Tijdens de doorzoeking in de loods werd een mobiele telefoon van het merk OPPO (type: A15) aangetroffen, waarna uit onderzoek bleek dat deze telefoon in gebruik was bij verdachte. Op de telefoon werd onder meer een QR-code aangetroffen die betrekking had op een vlucht van Mexico City International Airport naar de luchthaven Parijs-Charles de Gaulle van 16 september 2023, op naam van verdachte. Ook werden diverse foto’s (selfies) van een persoon met een gasmasker op aangetroffen, gemaakt op 29 september 2023 om 17:58 uur (UTC+0). De politie concludeerde dat de foto’s gemaakt waren met het onderzochte telefoontoestel. Bovendien vertoonde het gasmasker uiterlijke overeenkomsten met een gasmasker dat is aangetroffen in de loods in Giessenburg. Ook komen de op de foto waargenomen wenkbrauwen en ogen qua vorm, kleur en grootte overeen met die van verdachte. De rechtbank acht daarmee bewezen dat verdachte een selfie met een gasmasker op gemaakt heeft, terwijl hij zich in de loods in Giessenburg bevond.
Uit de bewijsmiddelen volgt dat verdachte op 29 september 2023 een ander, Nederlands, telefoonnummer in gebruik heeft genomen. Dit is slechts aangestraald in Giessenburg en Schelluinen, voor het eerst om 17.11 uur in de middag.

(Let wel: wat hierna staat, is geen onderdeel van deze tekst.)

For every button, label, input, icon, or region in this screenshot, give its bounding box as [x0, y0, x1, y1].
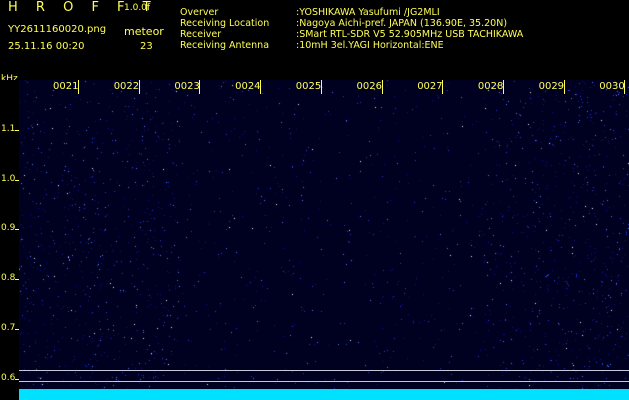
header: H R O F F T 1.0.0f YY2611160020.png mete…: [0, 0, 629, 84]
x-tick: [381, 80, 383, 94]
x-tick: [442, 80, 444, 94]
spectrogram-noise: [19, 80, 629, 400]
x-tick-label: 0028: [477, 81, 504, 92]
x-tick: [199, 80, 201, 94]
y-tick-label: 1.1: [1, 124, 16, 134]
x-tick-label: 0021: [53, 81, 79, 92]
receiver-value: :SMart RTL-SDR V5 52.905MHz USB TACHIKAW…: [296, 29, 524, 40]
x-tick-label: 0023: [174, 81, 200, 92]
x-tick: [260, 80, 262, 94]
x-tick: [563, 80, 565, 94]
y-tick-label: 0.8: [1, 273, 16, 283]
location-label: Receiving Location: [180, 18, 270, 29]
meteor-label: meteor: [124, 25, 164, 38]
reference-line-upper: [19, 370, 629, 371]
y-tick-label: 0.6: [1, 373, 16, 383]
y-tick: [15, 130, 19, 131]
x-tick-label: 0030: [599, 81, 625, 92]
x-tick: [624, 80, 626, 94]
y-tick: [15, 229, 19, 230]
x-tick: [78, 80, 79, 94]
x-tick: [320, 80, 322, 94]
receiver-label: Receiver: [180, 29, 222, 40]
date-time: 25.11.16 00:20: [8, 41, 85, 52]
x-tick: [502, 80, 504, 94]
y-tick: [15, 379, 19, 380]
x-tick-label: 0026: [356, 81, 382, 92]
file-name: YY2611160020.png: [8, 24, 107, 35]
x-tick-label: 0027: [417, 81, 443, 92]
x-tick-label: 0025: [295, 81, 322, 92]
noise-floor: [19, 389, 629, 400]
app-version: 1.0.0f: [124, 3, 151, 13]
reference-line-lower: [19, 381, 629, 382]
y-tick-label: 0.7: [1, 323, 16, 333]
y-tick-label: 1.0: [1, 174, 16, 184]
y-tick: [15, 180, 19, 181]
location-value: :Nagoya Aichi-pref. JAPAN (136.90E, 35.2…: [296, 18, 508, 29]
observer-value: :YOSHIKAWA Yasufumi /JG2MLI: [296, 7, 440, 18]
x-tick: [138, 80, 140, 94]
y-tick-label: 0.9: [1, 223, 16, 233]
y-tick: [15, 279, 19, 280]
x-tick-label: 0024: [235, 81, 261, 92]
meteor-count: 23: [140, 41, 153, 52]
x-tick-label: 0022: [113, 81, 140, 92]
antenna-label: Receiving Antenna: [180, 40, 270, 51]
observer-label: Overver: [180, 7, 219, 18]
spectrogram: [19, 80, 629, 400]
x-tick-label: 0029: [538, 81, 565, 92]
y-tick: [15, 329, 19, 330]
antenna-value: :10mH 3el.YAGI Horizontal:ENE: [296, 40, 444, 51]
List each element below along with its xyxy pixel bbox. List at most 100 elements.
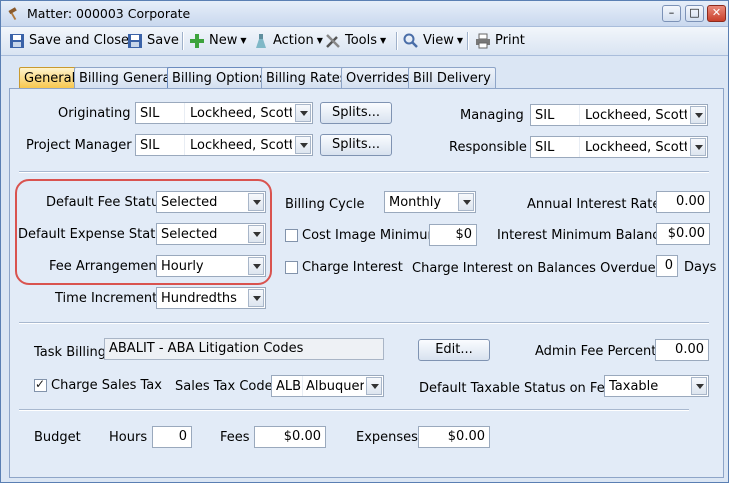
chevron-down-icon: ▼ bbox=[456, 36, 464, 45]
originating-select[interactable]: SIL Lockheed, Scott I. bbox=[135, 102, 313, 124]
sales-tax-code-select[interactable]: ALB Albuquerque bbox=[271, 375, 384, 397]
admin-fee-percent-input[interactable]: 0.00 bbox=[655, 339, 709, 361]
default-expense-status-select[interactable]: Selected bbox=[156, 223, 266, 245]
matter-window: Matter: 000003 Corporate – □ ✕ Save and … bbox=[0, 0, 729, 483]
sales-tax-code-name: Albuquerque bbox=[306, 379, 364, 394]
dropdown-arrow-icon[interactable] bbox=[691, 377, 707, 395]
dropdown-arrow-icon[interactable] bbox=[458, 193, 474, 211]
default-expense-status-label: Default Expense Status bbox=[18, 227, 171, 242]
budget-hours-label: Hours bbox=[109, 430, 148, 445]
admin-fee-percent-label: Admin Fee Percent bbox=[535, 344, 657, 359]
view-label: View bbox=[423, 33, 454, 48]
project-manager-splits-button[interactable]: Splits... bbox=[320, 134, 392, 156]
project-manager-select[interactable]: SIL Lockheed, Scott I. bbox=[135, 134, 313, 156]
toolbar-separator bbox=[467, 32, 469, 50]
plus-icon bbox=[190, 34, 204, 48]
section-divider bbox=[19, 409, 689, 411]
budget-hours-input[interactable]: 0 bbox=[152, 426, 192, 448]
managing-name: Lockheed, Scott I. bbox=[585, 108, 687, 123]
charge-interest-label: Charge Interest bbox=[302, 260, 403, 275]
time-increments-value: Hundredths bbox=[161, 291, 237, 306]
save-and-close-label: Save and Close bbox=[29, 33, 130, 48]
tab-overrides[interactable]: Overrides bbox=[341, 67, 415, 88]
tools-label: Tools bbox=[345, 33, 378, 48]
save-close-icon bbox=[10, 34, 24, 48]
billing-cycle-label: Billing Cycle bbox=[285, 197, 365, 212]
cost-image-minimum-input[interactable]: $0 bbox=[429, 224, 477, 246]
combo-divider bbox=[184, 103, 185, 123]
default-taxable-status-select[interactable]: Taxable bbox=[604, 375, 709, 397]
combo-divider bbox=[579, 105, 580, 125]
action-menu-button[interactable]: Action ▼ bbox=[253, 31, 323, 51]
tab-billing-general[interactable]: Billing General bbox=[74, 67, 180, 88]
dropdown-arrow-icon[interactable] bbox=[295, 136, 311, 154]
dropdown-arrow-icon[interactable] bbox=[248, 289, 264, 307]
tab-general[interactable]: General bbox=[19, 67, 81, 89]
save-and-close-button[interactable]: Save and Close bbox=[9, 31, 129, 51]
originating-splits-button[interactable]: Splits... bbox=[320, 102, 392, 124]
new-menu-button[interactable]: New ▼ bbox=[189, 31, 247, 51]
toolbar-separator bbox=[182, 32, 184, 50]
save-button[interactable]: Save bbox=[127, 31, 179, 51]
dropdown-arrow-icon[interactable] bbox=[295, 104, 311, 122]
originating-name: Lockheed, Scott I. bbox=[190, 106, 292, 121]
charge-interest-overdue-label: Charge Interest on Balances Overdue by bbox=[412, 261, 676, 276]
dropdown-arrow-icon[interactable] bbox=[690, 138, 706, 156]
project-manager-label: Project Manager bbox=[26, 138, 132, 153]
dropdown-arrow-icon[interactable] bbox=[248, 225, 264, 243]
cost-image-minimum-label: Cost Image Minimum bbox=[302, 228, 441, 243]
tab-billing-rates[interactable]: Billing Rates bbox=[261, 67, 352, 88]
maximize-button[interactable]: □ bbox=[685, 5, 704, 22]
combo-divider bbox=[579, 137, 580, 157]
save-label: Save bbox=[147, 33, 179, 48]
close-button[interactable]: ✕ bbox=[707, 5, 726, 22]
dropdown-arrow-icon[interactable] bbox=[690, 106, 706, 124]
charge-sales-tax-checkbox[interactable] bbox=[34, 377, 47, 392]
budget-expenses-input[interactable]: $0.00 bbox=[418, 426, 490, 448]
fee-arrangement-label: Fee Arrangement bbox=[49, 259, 162, 274]
edit-task-billing-button[interactable]: Edit... bbox=[418, 339, 490, 361]
fee-arrangement-select[interactable]: Hourly bbox=[156, 255, 266, 277]
dropdown-arrow-icon[interactable] bbox=[248, 257, 264, 275]
chevron-down-icon: ▼ bbox=[240, 36, 247, 45]
view-menu-button[interactable]: View ▼ bbox=[403, 31, 463, 51]
task-billing-field: ABALIT - ABA Litigation Codes bbox=[104, 338, 384, 360]
billing-cycle-select[interactable]: Monthly bbox=[384, 191, 476, 213]
time-increments-select[interactable]: Hundredths bbox=[156, 287, 266, 309]
responsible-code: SIL bbox=[535, 140, 555, 155]
toolbar-separator bbox=[396, 32, 398, 50]
days-unit-label: Days bbox=[684, 260, 717, 275]
charge-interest-checkbox[interactable] bbox=[285, 261, 298, 274]
tab-bill-delivery[interactable]: Bill Delivery bbox=[408, 67, 496, 88]
charge-sales-tax-label: Charge Sales Tax bbox=[51, 378, 162, 393]
responsible-select[interactable]: SIL Lockheed, Scott I. bbox=[530, 136, 708, 158]
overdue-days-input[interactable]: 0 bbox=[656, 255, 678, 277]
default-fee-status-label: Default Fee Status bbox=[46, 195, 166, 210]
sales-tax-code-label: Sales Tax Code bbox=[175, 379, 273, 394]
minimize-button[interactable]: – bbox=[662, 5, 681, 22]
managing-select[interactable]: SIL Lockheed, Scott I. bbox=[530, 104, 708, 126]
budget-label: Budget bbox=[34, 430, 81, 445]
tools-menu-button[interactable]: Tools ▼ bbox=[325, 31, 386, 51]
magnifier-icon bbox=[403, 33, 418, 48]
window-title: Matter: 000003 Corporate bbox=[27, 6, 191, 21]
action-label: Action bbox=[273, 33, 314, 48]
dropdown-arrow-icon[interactable] bbox=[366, 377, 382, 395]
chevron-down-icon: ▼ bbox=[380, 36, 387, 45]
combo-divider bbox=[302, 376, 303, 396]
project-manager-code: SIL bbox=[140, 138, 160, 153]
annual-interest-rate-input[interactable]: 0.00 bbox=[656, 191, 710, 213]
print-button[interactable]: Print bbox=[475, 31, 525, 51]
default-fee-status-select[interactable]: Selected bbox=[156, 191, 266, 213]
dropdown-arrow-icon[interactable] bbox=[248, 193, 264, 211]
budget-fees-input[interactable]: $0.00 bbox=[254, 426, 326, 448]
section-divider bbox=[19, 322, 709, 324]
title-bar: Matter: 000003 Corporate – □ ✕ bbox=[1, 1, 728, 27]
gavel-icon bbox=[8, 7, 17, 21]
default-taxable-status-value: Taxable bbox=[609, 379, 659, 394]
managing-label: Managing bbox=[460, 108, 524, 123]
tab-billing-options[interactable]: Billing Options bbox=[167, 67, 272, 88]
interest-minimum-balance-input[interactable]: $0.00 bbox=[656, 223, 710, 245]
fee-arrangement-value: Hourly bbox=[161, 259, 204, 274]
cost-image-minimum-checkbox[interactable] bbox=[285, 229, 298, 242]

In de periode van 16 september 2023 tot en met 27 september 2023 hebben gebruikers ‘ [gebruikersnaam 1] ’ (hierna, gelet op het feit dat dit de gebruiksnaam van de gebruiker van de aan verdachte toegeschreven telefoon betreft: verdachte) en ‘ [gebruikersnaam 2] ’ veelvuldig WhatsApp-contact. De in dat verband gebezigde gesprekken duiden er op dat verdachte enkel vanuit Mexico, via Frankrijk, naar Nederland is gekomen om te werken (‘en niet voor vakantie’) voor de duur van drie à vier maanden en meerdere klussen had af te ronden. Het geld ontvangen ze per klus; hoe meer klussen, hoe meer geld er kan worden verdiend. Verdachte liet ook vallen dat hij ‘de enige is die weet hoe het gedaan moet worden’. Op 29 september 2023 schreef hij dat hij ‘wat testen aan het doen is met de olie’, waarna hij – zoals de rechtbank hiervoor al heeft aangestipt – een foto stuurt van een persoon met een gasmasker op.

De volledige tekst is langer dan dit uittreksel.